Yes, Charlemagne’s piece is very good, and much more informative even than an interview with the point-man in this crisis himself, namely German Finance Minister Wolfgang Schäuble, which we get here in the Frankfurter Allgemeine Zeitung. But that’s logical: Finance Ministers the world over, especially those with responsibility for big economies and/or major currencies, always have to live with the realization that anything they utter has the potential to violently move markets within seconds of its utterance. Still, the interview’s title is quite apt – “First the punishment, then the Fund” – and, in his bureaucratic way, Schäuble does illustrate the current German position well, starting with his ridiculous assertion (the very first thing he says in the interview) that “Greece has not gone looking for help.” That may be true in the strictest sense, but it’s also clear that Greece is looking for some additional show of support from European leaders at this summit in order to reassure markets and lower the interest rate the country is being asked to pay. Commission President José Manuel Barroso has a proposal to do just that, and Schäuble is asked whether Chancellor Merkel will support it; he simply avoids the question.
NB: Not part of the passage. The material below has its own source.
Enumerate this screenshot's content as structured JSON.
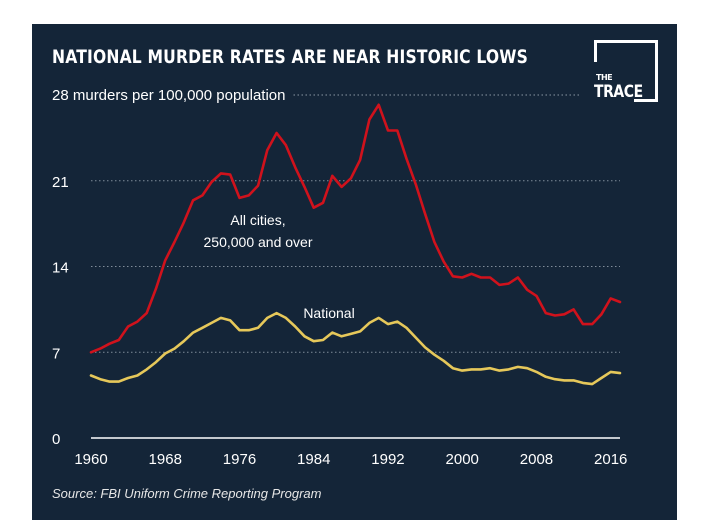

One thing it is now clear that Merkel will support is the involvement of the IMF, something Schäuble himself has previously been on record as being against, to the point of proposing plans to create a Monetary Fund within the EU (something €S previously covered here) to deal with such problems itself. But Schäuble is wily, he can square this circle: IMF involvement would be OK, he admits, in fact experts from that institution are already on the scene (as I reported here). But it would be better to solve the problem within the family, so to speak, within Europe, so that the IMF should only be used in exceptional cases.

No Decision Til May, Please

Die Zeit also has its own guide out on the Greek controversy prior to the EU summit, written by Alexandra Endres and entitled (inevitably) The Greek tragedy. Again, the analysis you’ll find in that aforementioned Charlemagne column is superior, but Ms. Endres still makes some good, frank points about the situation, among which:

  • German officials basically want to avoid any decision for as long as possible in view of the serious unpopularity among their electorate of the idea of helping the Greeks out in any way. They’d at least like to avoid it through 9 May, which is when important regional elections take place in Nordrhein-Westfalen, the country’s most-populous state.
  • A powerful argument the Germans use for their reluctance to help out Greece is the national accounting chicanery the Greeks are known for, which among other things secured them an undeserved place in the Eurozone back in 2001 and was ongoing until very recently, when the Greek government belatedly announced a much-greater deficit than had been reported. (Indeed, there’s little more reason to have much confidence in Greek government accounts today.) Yet Ms. Endres makes the argument that the leaders in the other Eurozone countries were not fools, nor were the officials of Eurostat, the official EU statistical agency. Everyone more-or-less knew that the Greeks were fudging their books, so that now, when that has led to so much trouble, it’s not just the Greeks who are responsible for that.

Ms. Endres raises another crucial point, one that too often is neglected: provisions of the Maastricht Treaty which created the euro and the Eurozone make it difficult actually to help out financially a member-state that has gotten itself into trouble like Greece has. Indeed, they would seem to forbid that, meaning at the least that legalistic work-arounds have to be found. But some people are ready to take that Maastricht Treaty prohibition seriously, and even to go to court to have any aid to Greece declared illegal, should things come to that. For one, there is the group of four prominent Germans (they’re named in the article, but you’ve probably never heard of them, so I won’t name them here) already famous for having gone all the way to Germany’s Supreme Court in the 1990s to try to stop the introduction of the euro in Germany. So that is another heavy consideration that has to be weighing on the minds of Chancellor Merkel, Finance Minister Schäuble, and German officialdom generally as they try to deal with the Greek problem.